WPL will have a meteoric rise like the IPL

A decade and a half after the IPL was launched, we finally have a WPL. How lovely it will be to see talented, strong, young women from all over the world take centre stage at the Brabourne and DY Patil Stadiums and compete fiercely for the honour of being the winner of the inaugural edition—and also, how refreshing. Because while we Indians have (slowly) got used to seeing young women command the white-hot spotlight, we never see them doing so without high heels, make-up, designer clothes and fancy hair styling.

Older women, sure—we have many fiery ladies in the public eye who are no-nonsense and business-like—from Mamata Banerjee and Smriti Irani to Farah Khan and Zoya Akhtar. But not young women. Young women in the spotlight in India are usually there because of their beauty creds—as pageant winners, models or actresses. Yes, there are some content creators, athletes and reality show contestants in the mix, but it is a small number. And even the actresses who do what Bollywood increasingly likes to call ‘bad-ass’ roles in the movies, fall into the rut of being just highly groomed and supremely photo-worthy in their promotional appearances, leaving most of the talking to their (usually baseball-capped and casually attired) male co-stars or directors.

Illustration: Bhaskaran Illustration: Bhaskaran

But in a glossy, high-buzz event like the WPL, all of India will be held in thrall, perhaps for the first time, by young women walking, not on a red carpet, but across a dusty pitch. Girls dressed in tracksuits with their hair in ponytails, sweaty girls, focused girls, grim-faced girls, flinging their arms and legs about, falling down, springing up, spitting and grinning and passing the Bechdel test gloriously (unless they are standing in a huddle and secretly bitching about a male umpire).

(Cadbury in an ahead-of-its-time ad that featured a gender reversal of its iconic dancing-on-the-pitch-to-celebrate-a-six-by-your-batter-partner ad, captured this development in our zeitgeist.)

Having lived in a girls boarding school right through high school, I have seen the charisma of the girl jock close up.

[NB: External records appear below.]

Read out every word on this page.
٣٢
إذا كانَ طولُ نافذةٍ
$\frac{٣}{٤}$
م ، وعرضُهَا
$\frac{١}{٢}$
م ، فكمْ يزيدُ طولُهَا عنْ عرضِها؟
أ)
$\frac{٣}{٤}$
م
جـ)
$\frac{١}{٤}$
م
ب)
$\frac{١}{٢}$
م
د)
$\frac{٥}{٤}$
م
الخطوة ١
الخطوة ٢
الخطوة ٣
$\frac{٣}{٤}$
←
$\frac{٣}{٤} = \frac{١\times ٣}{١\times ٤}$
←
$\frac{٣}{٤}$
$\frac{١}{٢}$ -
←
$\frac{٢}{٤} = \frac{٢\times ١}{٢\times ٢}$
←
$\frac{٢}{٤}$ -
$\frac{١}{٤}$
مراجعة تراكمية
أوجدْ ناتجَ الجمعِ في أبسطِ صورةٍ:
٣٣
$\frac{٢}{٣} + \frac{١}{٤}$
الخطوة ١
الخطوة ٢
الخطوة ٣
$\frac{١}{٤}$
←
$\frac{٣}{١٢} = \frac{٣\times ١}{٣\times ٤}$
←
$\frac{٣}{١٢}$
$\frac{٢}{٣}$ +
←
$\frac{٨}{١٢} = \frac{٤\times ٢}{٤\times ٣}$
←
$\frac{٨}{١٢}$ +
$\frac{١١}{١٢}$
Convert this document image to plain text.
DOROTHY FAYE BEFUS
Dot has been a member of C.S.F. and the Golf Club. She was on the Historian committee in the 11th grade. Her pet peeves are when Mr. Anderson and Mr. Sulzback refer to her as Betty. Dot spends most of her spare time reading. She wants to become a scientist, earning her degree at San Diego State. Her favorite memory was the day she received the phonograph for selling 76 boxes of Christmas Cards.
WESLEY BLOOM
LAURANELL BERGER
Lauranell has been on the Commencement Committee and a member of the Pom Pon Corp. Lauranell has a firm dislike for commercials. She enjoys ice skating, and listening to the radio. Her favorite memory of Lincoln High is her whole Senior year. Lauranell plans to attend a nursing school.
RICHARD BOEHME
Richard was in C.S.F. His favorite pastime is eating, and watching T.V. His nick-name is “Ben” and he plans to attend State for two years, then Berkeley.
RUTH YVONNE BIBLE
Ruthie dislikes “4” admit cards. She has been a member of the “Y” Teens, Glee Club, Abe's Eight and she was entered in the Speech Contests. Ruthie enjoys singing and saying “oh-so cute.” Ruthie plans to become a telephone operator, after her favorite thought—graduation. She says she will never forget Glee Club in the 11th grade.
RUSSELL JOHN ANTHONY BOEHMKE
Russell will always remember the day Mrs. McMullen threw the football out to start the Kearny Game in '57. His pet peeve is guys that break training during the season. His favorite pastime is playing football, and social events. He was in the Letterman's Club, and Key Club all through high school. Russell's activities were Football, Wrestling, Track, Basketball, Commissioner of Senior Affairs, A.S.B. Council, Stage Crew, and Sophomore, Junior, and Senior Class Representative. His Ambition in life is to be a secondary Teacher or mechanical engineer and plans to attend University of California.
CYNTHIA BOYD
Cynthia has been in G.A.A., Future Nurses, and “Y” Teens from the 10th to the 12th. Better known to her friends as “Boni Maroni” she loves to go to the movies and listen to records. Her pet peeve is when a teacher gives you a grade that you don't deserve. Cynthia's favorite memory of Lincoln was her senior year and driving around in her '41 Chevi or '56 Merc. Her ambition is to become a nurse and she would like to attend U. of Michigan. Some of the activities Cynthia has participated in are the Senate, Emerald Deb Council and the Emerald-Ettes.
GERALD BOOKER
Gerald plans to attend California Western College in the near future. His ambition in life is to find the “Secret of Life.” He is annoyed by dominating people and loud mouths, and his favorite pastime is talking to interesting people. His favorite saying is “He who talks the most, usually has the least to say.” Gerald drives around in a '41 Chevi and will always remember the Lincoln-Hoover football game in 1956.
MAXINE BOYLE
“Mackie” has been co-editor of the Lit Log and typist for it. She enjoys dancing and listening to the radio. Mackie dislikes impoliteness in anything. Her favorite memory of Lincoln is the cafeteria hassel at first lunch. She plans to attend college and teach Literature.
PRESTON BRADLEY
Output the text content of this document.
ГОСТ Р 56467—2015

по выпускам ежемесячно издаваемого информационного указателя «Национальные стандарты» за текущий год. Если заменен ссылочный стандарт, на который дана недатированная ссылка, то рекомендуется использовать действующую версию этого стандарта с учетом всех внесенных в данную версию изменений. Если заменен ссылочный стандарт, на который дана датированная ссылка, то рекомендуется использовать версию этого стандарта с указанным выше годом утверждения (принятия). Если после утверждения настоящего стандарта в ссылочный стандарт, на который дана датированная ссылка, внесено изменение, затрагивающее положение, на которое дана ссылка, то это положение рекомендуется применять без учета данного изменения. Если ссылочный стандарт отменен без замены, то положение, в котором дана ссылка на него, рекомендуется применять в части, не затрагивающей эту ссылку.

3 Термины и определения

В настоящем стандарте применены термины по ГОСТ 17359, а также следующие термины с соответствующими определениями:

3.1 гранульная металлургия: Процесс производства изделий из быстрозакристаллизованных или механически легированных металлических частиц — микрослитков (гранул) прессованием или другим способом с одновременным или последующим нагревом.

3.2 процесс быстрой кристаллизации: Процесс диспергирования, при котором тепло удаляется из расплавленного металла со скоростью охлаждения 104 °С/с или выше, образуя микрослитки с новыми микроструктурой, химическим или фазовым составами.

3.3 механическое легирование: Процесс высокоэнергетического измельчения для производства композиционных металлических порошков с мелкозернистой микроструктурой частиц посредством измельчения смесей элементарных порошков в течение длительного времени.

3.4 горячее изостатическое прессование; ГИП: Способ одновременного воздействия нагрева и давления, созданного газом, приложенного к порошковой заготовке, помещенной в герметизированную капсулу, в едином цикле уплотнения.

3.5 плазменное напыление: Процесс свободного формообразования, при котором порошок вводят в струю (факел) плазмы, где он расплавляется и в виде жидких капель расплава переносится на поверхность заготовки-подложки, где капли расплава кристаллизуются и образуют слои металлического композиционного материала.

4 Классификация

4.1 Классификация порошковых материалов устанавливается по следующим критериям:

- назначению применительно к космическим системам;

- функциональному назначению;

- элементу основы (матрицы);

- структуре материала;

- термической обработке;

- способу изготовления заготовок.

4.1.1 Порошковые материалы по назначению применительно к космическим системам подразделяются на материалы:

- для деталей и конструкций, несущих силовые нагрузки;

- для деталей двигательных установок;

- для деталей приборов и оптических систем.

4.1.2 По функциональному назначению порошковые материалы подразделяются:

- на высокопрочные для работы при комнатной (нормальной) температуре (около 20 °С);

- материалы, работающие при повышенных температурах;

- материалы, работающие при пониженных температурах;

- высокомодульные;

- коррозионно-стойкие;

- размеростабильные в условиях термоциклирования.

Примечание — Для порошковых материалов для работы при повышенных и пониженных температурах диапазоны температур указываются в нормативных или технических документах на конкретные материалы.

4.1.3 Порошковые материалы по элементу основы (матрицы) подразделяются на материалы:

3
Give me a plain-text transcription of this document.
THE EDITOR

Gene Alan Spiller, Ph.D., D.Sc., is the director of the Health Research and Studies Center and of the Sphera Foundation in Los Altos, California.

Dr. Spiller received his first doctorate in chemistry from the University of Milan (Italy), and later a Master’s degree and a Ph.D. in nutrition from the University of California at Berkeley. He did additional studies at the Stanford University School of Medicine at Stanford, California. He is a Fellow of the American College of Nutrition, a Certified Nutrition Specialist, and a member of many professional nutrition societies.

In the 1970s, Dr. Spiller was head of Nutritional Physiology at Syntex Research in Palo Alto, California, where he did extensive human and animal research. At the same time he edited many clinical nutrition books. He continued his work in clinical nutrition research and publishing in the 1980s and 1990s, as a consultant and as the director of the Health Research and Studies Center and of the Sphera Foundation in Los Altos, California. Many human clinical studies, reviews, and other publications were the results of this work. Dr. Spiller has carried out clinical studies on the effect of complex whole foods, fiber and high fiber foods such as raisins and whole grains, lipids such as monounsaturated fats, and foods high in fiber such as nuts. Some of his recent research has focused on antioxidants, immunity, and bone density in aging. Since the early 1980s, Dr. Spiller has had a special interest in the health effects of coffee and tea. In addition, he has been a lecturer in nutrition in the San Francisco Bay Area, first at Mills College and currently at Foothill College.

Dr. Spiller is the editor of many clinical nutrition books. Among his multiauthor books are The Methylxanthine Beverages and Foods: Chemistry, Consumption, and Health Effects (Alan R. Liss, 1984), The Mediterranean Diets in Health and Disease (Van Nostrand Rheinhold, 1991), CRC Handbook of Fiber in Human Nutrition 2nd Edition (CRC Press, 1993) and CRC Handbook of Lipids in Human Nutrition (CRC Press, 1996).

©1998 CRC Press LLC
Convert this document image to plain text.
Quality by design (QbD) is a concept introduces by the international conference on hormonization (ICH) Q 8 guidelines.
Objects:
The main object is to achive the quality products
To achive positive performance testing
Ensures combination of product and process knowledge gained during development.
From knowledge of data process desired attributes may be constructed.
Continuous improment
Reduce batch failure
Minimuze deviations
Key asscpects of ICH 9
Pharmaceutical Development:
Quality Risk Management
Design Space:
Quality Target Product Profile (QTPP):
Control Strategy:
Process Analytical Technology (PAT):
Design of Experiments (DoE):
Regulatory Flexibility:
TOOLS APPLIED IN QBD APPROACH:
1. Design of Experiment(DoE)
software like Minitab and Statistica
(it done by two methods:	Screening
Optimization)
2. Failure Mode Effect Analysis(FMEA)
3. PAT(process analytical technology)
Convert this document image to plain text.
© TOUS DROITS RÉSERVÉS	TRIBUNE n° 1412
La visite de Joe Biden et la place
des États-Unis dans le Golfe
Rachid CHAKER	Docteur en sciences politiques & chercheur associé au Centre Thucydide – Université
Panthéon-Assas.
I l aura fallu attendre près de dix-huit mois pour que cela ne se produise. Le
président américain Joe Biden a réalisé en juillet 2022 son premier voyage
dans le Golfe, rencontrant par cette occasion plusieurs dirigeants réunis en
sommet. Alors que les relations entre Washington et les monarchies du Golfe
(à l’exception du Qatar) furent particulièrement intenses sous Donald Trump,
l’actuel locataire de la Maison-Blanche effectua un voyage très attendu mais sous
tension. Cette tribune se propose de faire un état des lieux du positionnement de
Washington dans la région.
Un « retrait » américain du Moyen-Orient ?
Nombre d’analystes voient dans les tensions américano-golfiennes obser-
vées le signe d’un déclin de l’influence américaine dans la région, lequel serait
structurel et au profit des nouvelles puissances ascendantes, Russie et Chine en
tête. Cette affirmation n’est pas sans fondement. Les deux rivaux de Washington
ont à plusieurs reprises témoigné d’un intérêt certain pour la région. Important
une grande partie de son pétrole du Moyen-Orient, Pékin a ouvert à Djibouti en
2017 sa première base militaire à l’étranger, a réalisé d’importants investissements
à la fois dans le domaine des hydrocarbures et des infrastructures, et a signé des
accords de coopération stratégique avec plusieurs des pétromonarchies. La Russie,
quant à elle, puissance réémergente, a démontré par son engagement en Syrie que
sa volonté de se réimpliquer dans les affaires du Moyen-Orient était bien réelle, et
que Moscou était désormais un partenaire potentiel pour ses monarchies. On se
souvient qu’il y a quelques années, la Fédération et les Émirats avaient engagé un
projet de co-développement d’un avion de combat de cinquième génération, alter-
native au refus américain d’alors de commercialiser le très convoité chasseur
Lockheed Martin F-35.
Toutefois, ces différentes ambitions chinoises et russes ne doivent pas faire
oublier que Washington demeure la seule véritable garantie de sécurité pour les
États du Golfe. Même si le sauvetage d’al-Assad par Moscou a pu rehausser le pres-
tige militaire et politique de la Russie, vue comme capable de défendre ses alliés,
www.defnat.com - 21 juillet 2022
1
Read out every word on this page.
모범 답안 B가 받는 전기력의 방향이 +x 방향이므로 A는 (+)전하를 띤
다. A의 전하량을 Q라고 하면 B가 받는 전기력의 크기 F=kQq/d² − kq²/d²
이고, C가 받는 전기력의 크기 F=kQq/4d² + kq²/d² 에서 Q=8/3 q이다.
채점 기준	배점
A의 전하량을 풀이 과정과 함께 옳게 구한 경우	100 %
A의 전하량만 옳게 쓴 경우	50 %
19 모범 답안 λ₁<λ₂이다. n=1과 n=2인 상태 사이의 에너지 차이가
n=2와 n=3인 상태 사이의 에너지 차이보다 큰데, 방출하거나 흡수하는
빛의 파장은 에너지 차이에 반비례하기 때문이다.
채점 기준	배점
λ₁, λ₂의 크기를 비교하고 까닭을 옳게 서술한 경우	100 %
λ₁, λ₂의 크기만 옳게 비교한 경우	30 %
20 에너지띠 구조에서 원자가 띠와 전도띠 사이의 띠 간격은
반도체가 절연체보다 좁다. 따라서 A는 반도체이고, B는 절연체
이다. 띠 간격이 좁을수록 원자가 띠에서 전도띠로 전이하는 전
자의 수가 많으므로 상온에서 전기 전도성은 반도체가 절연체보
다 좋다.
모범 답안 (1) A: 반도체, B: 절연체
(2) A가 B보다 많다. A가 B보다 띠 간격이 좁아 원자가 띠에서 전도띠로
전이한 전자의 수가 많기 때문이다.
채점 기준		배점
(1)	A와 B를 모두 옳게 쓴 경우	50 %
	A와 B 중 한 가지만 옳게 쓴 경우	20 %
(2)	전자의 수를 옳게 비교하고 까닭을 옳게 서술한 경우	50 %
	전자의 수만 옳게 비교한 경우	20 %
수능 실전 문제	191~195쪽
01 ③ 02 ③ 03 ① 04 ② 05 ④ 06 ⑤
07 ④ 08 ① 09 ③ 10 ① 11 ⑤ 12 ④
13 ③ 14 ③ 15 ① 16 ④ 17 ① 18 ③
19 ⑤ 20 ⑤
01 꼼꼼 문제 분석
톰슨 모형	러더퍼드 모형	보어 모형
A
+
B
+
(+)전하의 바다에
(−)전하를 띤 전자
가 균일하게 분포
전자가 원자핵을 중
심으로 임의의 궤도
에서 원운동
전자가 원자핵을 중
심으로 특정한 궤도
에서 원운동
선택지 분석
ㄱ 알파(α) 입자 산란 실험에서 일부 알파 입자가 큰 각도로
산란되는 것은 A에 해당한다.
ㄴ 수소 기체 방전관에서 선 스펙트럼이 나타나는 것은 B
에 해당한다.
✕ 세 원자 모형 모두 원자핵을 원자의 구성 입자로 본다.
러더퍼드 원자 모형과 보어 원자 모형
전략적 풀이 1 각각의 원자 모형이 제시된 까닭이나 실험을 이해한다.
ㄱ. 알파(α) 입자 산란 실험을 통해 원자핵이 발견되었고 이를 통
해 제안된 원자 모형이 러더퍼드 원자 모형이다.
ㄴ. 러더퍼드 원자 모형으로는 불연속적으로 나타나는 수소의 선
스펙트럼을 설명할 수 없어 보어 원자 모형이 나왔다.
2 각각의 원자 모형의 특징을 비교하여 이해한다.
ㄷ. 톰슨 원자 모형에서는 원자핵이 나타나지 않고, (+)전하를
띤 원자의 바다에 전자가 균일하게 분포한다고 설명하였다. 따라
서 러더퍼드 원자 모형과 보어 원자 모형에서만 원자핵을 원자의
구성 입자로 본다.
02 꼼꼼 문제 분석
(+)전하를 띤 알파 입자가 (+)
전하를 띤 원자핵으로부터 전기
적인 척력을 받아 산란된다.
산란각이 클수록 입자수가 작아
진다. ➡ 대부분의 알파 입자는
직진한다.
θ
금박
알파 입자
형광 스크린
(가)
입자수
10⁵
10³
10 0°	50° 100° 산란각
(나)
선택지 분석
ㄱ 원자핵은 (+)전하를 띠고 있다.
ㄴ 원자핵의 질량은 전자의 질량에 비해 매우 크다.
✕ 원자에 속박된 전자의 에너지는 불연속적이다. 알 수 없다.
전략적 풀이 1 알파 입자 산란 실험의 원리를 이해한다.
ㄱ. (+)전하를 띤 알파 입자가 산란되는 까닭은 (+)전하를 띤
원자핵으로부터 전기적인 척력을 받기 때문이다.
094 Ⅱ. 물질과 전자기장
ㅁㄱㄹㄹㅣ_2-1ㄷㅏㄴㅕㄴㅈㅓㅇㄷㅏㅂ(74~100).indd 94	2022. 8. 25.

These girls are calm, strong, natural leaders. They command respect and love effortlessly. And now finally, this girl-jock charisma is finding its place under the mainstream sun.

Best of all, it will not be a girl, or a few girls. It will be gangs of girls—with bench strengths of 15 to 18. Not pitched against each other, like in a beauty contest, but (to use the phrase Gatorade and Serena Williams made immortal) #sistersinsweat who rise or fall together.

Of course, this team bonding will be captured with full drama and larger-than-lifeness by the reliable IPL PR machine. And it will go a long way in erasing centuries of patriarchy-sponsored girl-on-girl hate.

Seeing how huge the IPL has become since its first innings in 2008, it is fair to say that the WPL will have an equally meteoric rise. Our girl children are gonna be spoilt for choice as far as role-models go. Our boy children, too.

It was Gloria Steinem who said, “We are slowly becoming the men we wanted to marry.” Successful, respected, kind, strong, fit, funny, good in bed.

As an eternal optimist, I am now hoping that men will return the compliment and slowly start becoming the women they wanted to marry. Delightful, deliciously well-groomed creatures who provide nourishment and succour, who cook like a dream and parent like guardian angels. Cheerleaders and support givers, whipper-uppers of hot cups of teas and chilled cocktails alike.

After all, the nicest thing about that Cadbury ad—after the batswoman hitting the six, of course—was how supportive her boy friend was.